Prominin-1 (Prom1) is a pentaspan membrane protein that associates with curved regions of the plasma membrane. Prom1 localizes to cholesterol-rich domains and requires membrane cholesterol to support membrane remodeling. Membrane bending activity is particularly evident in photoreceptors, where Prom1 mutations cause loss of outer segment disk homeostasis leading to cone-rod retinal dystrophy (CCRD). However, the mechanistic link between prominin-dependent cholesterol binding, membrane remodeling, and retinal disease remains unclear. Here, we characterize the membrane bending function and specific cholesterol binding activity of Prom1 and its proposed homolog Tweety homology 1 (Ttyh1) in extracellular vesicles (EVs). Prom1 and Ttyh1 induce formation of EVs in cultured mammalian cells that are biophysically similar.

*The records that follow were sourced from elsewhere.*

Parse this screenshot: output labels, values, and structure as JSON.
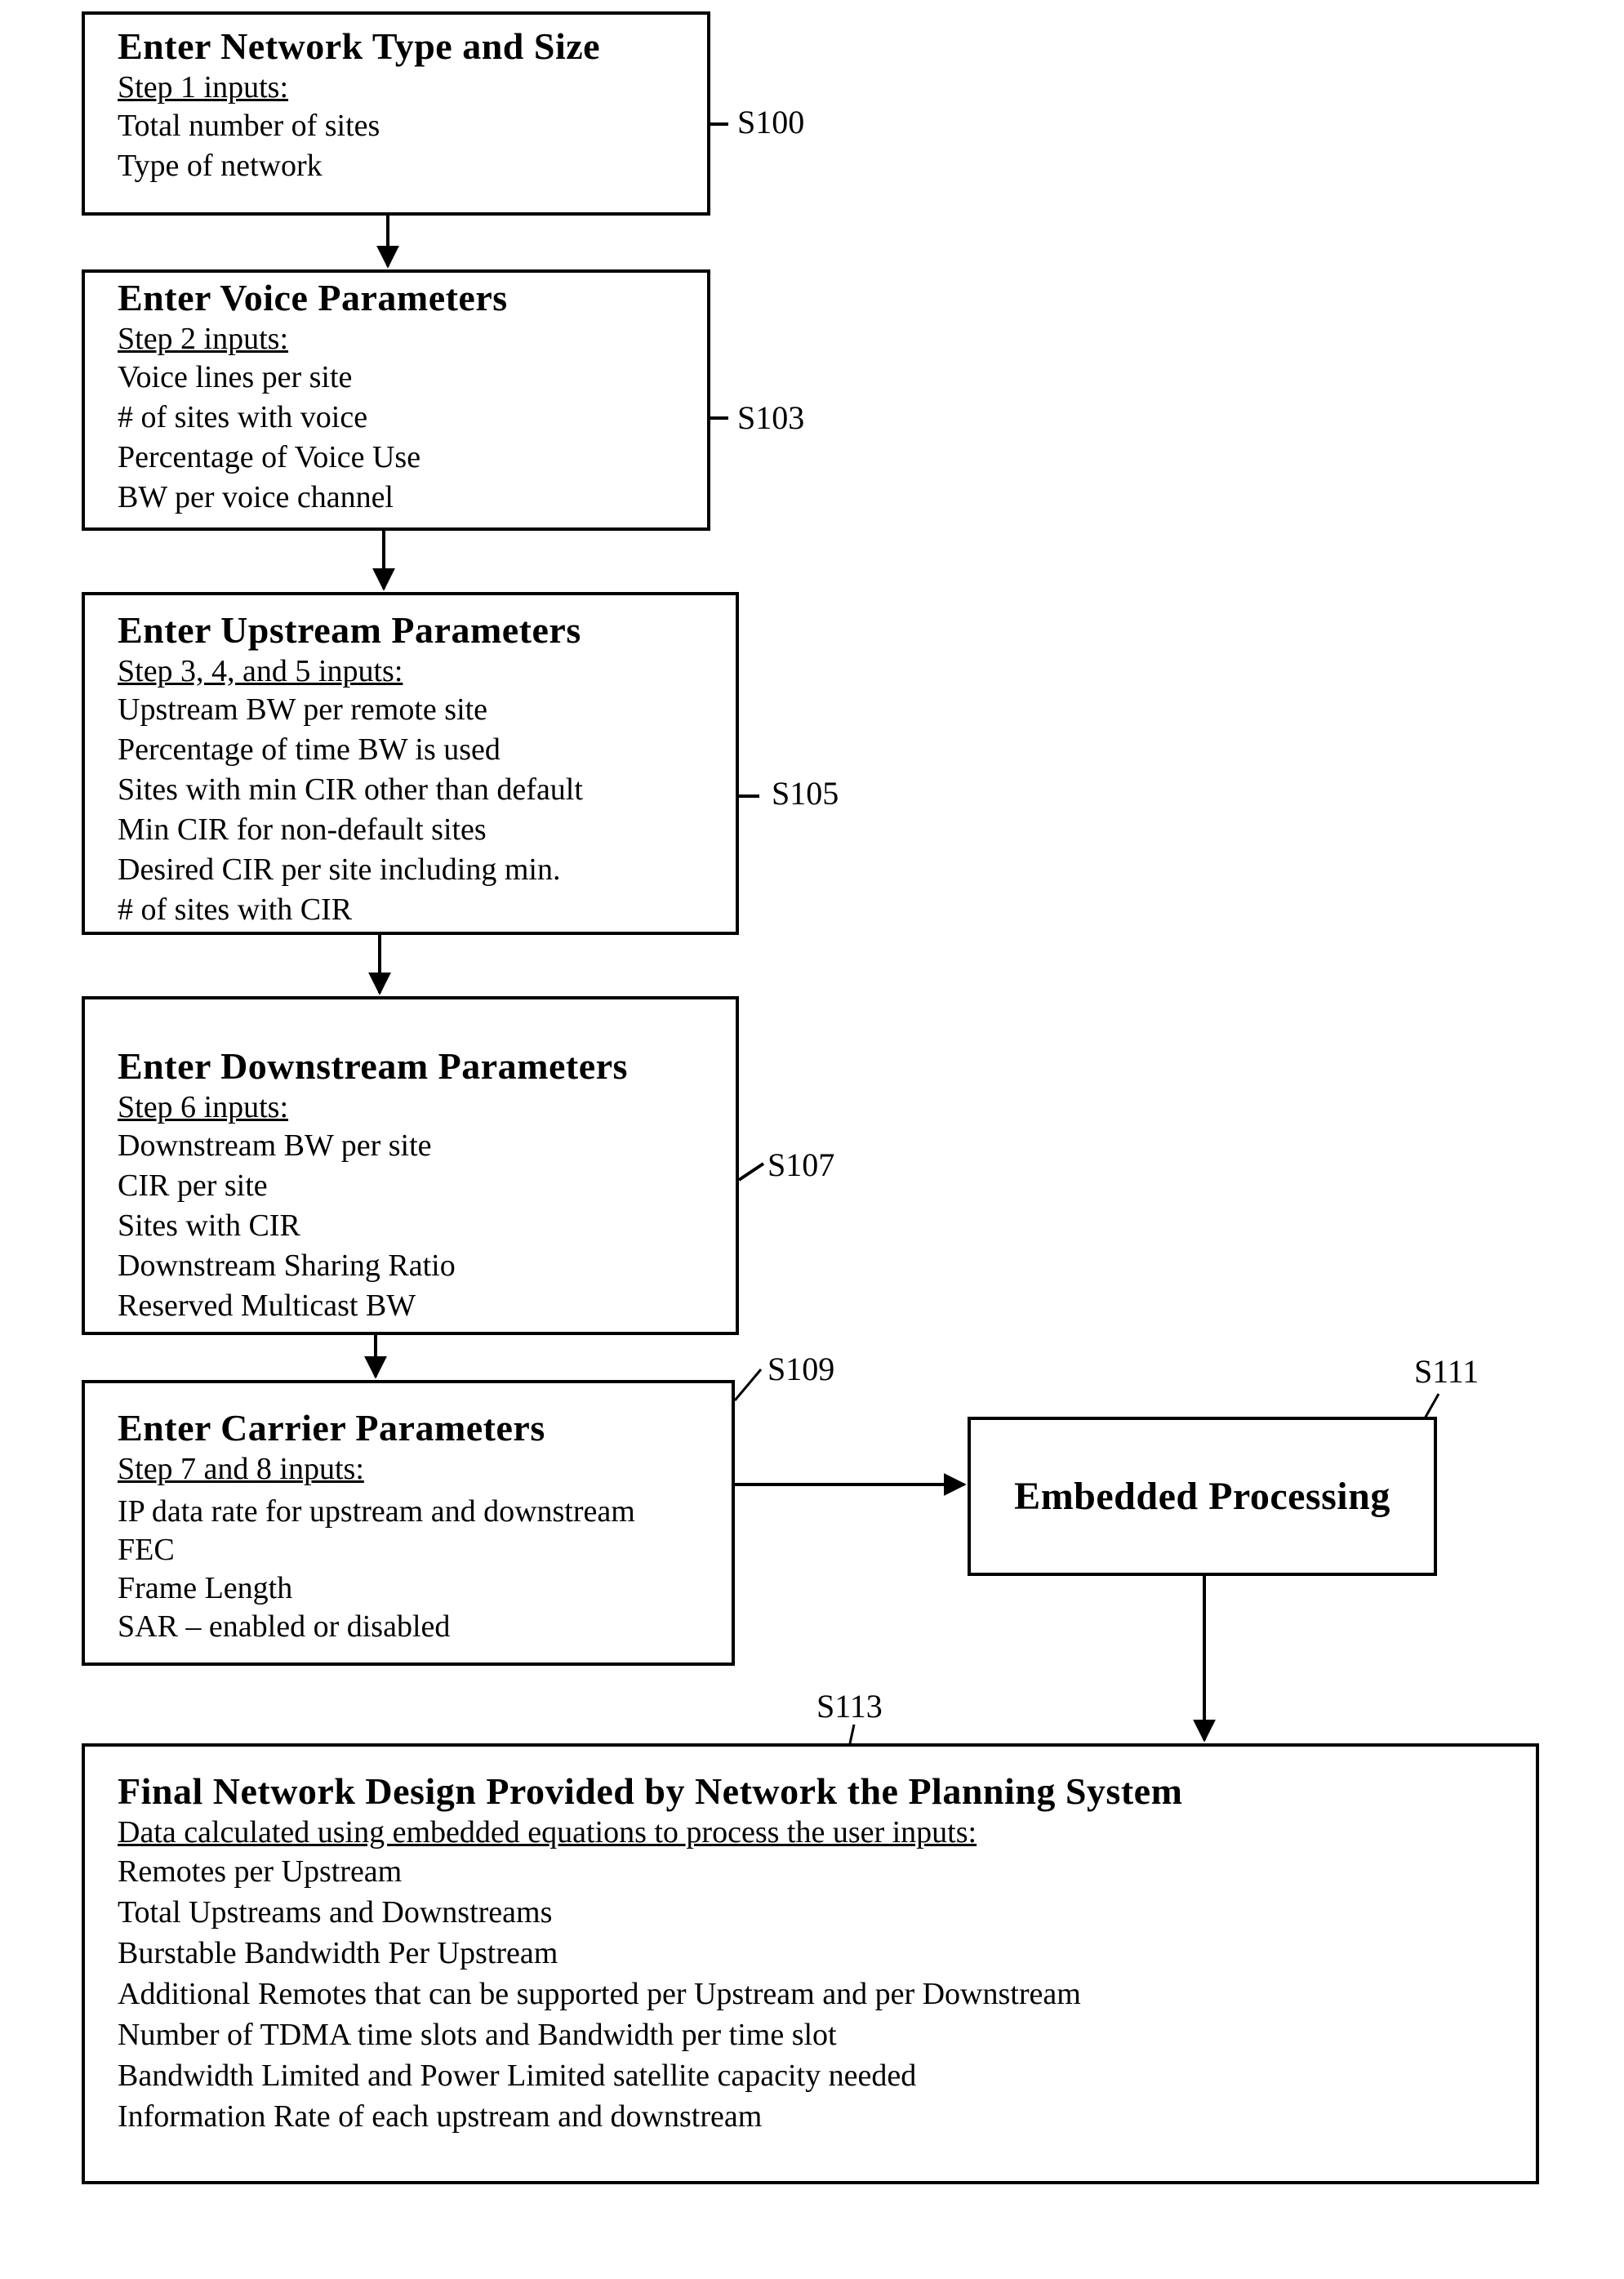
{
  "flowchart": {
    "steps": [
      {
        "ref": "S100",
        "title": "Enter Network Type and Size",
        "subtitle": "Step 1 inputs:",
        "items": [
          "Total number of sites",
          "Type of network"
        ]
      },
      {
        "ref": "S103",
        "title": "Enter Voice Parameters",
        "subtitle": "Step 2 inputs:",
        "items": [
          "Voice lines per site",
          "# of sites with voice",
          "Percentage of Voice Use",
          "BW per voice channel"
        ]
      },
      {
        "ref": "S105",
        "title": "Enter Upstream Parameters",
        "subtitle": "Step 3, 4, and 5 inputs:",
        "items": [
          "Upstream BW per remote site",
          "Percentage of time BW is used",
          "Sites with min CIR other than default",
          "Min CIR for non-default sites",
          "Desired CIR per site including min.",
          "# of sites with CIR"
        ]
      },
      {
        "ref": "S107",
        "title": "Enter Downstream Parameters",
        "subtitle": "Step 6 inputs:",
        "items": [
          "Downstream BW per site",
          "CIR per site",
          "Sites with CIR",
          "Downstream Sharing Ratio",
          "Reserved Multicast BW"
        ]
      },
      {
        "ref": "S109",
        "title": "Enter Carrier Parameters",
        "subtitle": "Step 7 and 8 inputs:",
        "items": [
          "IP data rate for upstream and downstream",
          "FEC",
          "Frame Length",
          "SAR – enabled or disabled"
        ]
      }
    ],
    "processing": {
      "ref": "S111",
      "title": "Embedded Processing"
    },
    "result": {
      "ref": "S113",
      "title": "Final Network Design Provided by Network the Planning System",
      "subtitle": "Data calculated using embedded equations to process the user inputs:",
      "items": [
        "Remotes per Upstream",
        "Total Upstreams and Downstreams",
        "Burstable Bandwidth Per Upstream",
        "Additional Remotes that can be supported per Upstream and per Downstream",
        "Number of TDMA time slots and Bandwidth per time slot",
        "Bandwidth Limited and Power Limited satellite capacity needed",
        "Information Rate of each upstream and downstream"
      ]
    },
    "edges": [
      {
        "from": "S100",
        "to": "S103"
      },
      {
        "from": "S103",
        "to": "S105"
      },
      {
        "from": "S105",
        "to": "S107"
      },
      {
        "from": "S107",
        "to": "S109"
      },
      {
        "from": "S109",
        "to": "S111"
      },
      {
        "from": "S111",
        "to": "S113"
      }
    ]
  }
}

Though both proteins bend membranes and form EVs at the plasma membrane, Ttyh1 lacks a stable interaction with cholesterol that is present in Prom1. Correspondingly, Ttyh1 forms EVs that are more deformed than those produced by Prom1. An evolutionarily conserved and retinal disease-associated Prom1 residue (Trp-795) is necessary for cholesterol binding, EV membrane deformation, and efficient trafficking to the plasma membrane. Removal of N-glycan moieties from Prom1 biases the enzyme toward a cholesterol-bound state. We propose that Prom1 and Ttyh1 are both members of a single prominin family of membrane bending proteins, that Ttyh1 is a constitutively active member of this family, and that Prom1 is regulated by cholesterol binding and N-glycosylation. These findings shed light on mechanisms of prominin family function in disease and help unify models of prominin function across diverse cell types.